I was over eighteen the first time I washed a floor. Can you believe it? I remember early in my first year at TUKS telling my friend Kholofelo I had never washed a floor before. She was flabbergasted. Her reaction made me realise that there was a part of life I had up to then not participated in. The next weekend at home I took a bucket and a mop and washed the kitchen floor. It wasn’t horrible. It wasn’t terrific. But it resulted in a clean floor and I could say I’d washed a floor. I felt enabled.
The reason I missed out on all those life skills of course is that mine was a traditional South African middle class family of the eighties. We had a sleep in maid most of the time. The maid always washed the floors!
I started late but I’m an expert by now
Well, I am forty now and for most of my adult life I have done the cleaning myself. No-one can count how many times I have washed floors. In fact, I am quite a pro. I can even write a blog about my preferences. 😉
- I hate traditional mops. They stink. And all they do is slop dirty water around on the floor.
- I hate dipping my mop into a bucket of dirty water. I cannot imagine dirty water cleaning anything.
- I dislike wax based detergents that promise to clean and polish your floor at the same time. They cause wax build up that eventually discolours and then your grouting is permanently dirty!
My method? I like a broad, flat microfiber mop.
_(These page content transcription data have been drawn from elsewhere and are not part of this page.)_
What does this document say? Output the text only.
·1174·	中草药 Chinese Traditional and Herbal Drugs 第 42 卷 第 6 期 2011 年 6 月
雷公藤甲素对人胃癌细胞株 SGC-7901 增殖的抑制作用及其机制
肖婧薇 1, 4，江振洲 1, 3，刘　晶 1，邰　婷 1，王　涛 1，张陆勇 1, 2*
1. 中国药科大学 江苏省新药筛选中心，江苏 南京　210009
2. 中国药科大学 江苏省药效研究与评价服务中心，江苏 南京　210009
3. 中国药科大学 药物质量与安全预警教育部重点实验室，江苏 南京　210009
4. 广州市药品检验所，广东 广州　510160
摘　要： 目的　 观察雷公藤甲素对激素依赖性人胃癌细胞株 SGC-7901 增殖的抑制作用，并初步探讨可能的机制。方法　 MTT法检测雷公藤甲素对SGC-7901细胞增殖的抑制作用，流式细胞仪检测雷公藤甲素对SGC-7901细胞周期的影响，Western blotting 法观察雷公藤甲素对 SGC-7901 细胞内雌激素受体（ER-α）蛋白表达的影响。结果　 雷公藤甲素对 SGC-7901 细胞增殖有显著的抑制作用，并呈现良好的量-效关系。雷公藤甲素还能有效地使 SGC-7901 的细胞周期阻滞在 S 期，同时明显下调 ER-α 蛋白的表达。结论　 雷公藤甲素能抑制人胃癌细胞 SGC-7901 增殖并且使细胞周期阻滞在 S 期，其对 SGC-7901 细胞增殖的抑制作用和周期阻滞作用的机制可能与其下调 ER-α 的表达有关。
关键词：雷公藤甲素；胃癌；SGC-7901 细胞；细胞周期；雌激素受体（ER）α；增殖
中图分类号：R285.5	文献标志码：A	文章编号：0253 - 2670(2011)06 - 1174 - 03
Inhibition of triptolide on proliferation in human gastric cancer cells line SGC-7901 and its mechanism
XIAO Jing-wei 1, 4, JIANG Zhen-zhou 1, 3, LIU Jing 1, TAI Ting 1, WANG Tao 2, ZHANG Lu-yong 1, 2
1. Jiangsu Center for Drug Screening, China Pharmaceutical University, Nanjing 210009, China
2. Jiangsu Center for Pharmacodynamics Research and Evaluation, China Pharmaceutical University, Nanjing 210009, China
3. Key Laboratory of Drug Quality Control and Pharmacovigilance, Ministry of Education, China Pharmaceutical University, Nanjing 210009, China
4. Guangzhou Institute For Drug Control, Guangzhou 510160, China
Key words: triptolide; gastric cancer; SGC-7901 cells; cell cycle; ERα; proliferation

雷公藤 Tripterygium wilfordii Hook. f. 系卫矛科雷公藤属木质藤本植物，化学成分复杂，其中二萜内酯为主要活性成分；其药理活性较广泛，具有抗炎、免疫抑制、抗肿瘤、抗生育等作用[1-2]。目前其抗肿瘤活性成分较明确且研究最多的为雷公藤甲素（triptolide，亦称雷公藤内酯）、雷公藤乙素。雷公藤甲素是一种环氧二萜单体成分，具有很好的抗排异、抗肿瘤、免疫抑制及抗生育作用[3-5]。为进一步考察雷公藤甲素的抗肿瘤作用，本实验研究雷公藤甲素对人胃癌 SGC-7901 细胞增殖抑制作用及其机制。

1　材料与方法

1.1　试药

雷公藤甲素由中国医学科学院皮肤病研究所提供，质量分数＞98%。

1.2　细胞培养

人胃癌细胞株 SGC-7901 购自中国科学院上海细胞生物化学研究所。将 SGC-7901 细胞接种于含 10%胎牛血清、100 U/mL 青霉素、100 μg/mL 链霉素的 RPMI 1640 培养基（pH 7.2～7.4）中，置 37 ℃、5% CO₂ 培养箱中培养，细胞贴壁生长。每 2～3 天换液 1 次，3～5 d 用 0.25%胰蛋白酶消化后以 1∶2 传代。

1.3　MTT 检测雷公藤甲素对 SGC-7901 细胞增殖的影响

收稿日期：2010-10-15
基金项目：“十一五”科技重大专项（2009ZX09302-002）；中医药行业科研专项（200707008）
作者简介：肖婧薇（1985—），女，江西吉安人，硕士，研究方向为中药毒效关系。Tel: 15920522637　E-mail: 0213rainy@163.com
I spray our very own FLOOR onto the floor, neat, and wipe it off with the mop. Then I rinse the mop in clean water (normally running water at the bath or whichever tap is closest at the moment) and repeat until the job is done. The next time I go over the floor with water only. This way I know the microbes are on the floor long enough to do their job, and the soap is eventually rinsed off. Not that leaving it on the floor would be a problem, really. FLOOR does not contain anything that could build up.
And my kids help. I will not let them turn 18 before washing a floor. Washing floors is as much a part of life as brushing your teeth and I will teach them how to do it. I will resist the notion that certain mundane skills are not important to learn because someone else will do it. Any skill enables. And being able to just ‘get on with it’ is priceless too.
Still, my house is only ever spotless two minutes before guests arrive. Even with help. Please tell me I am not alone?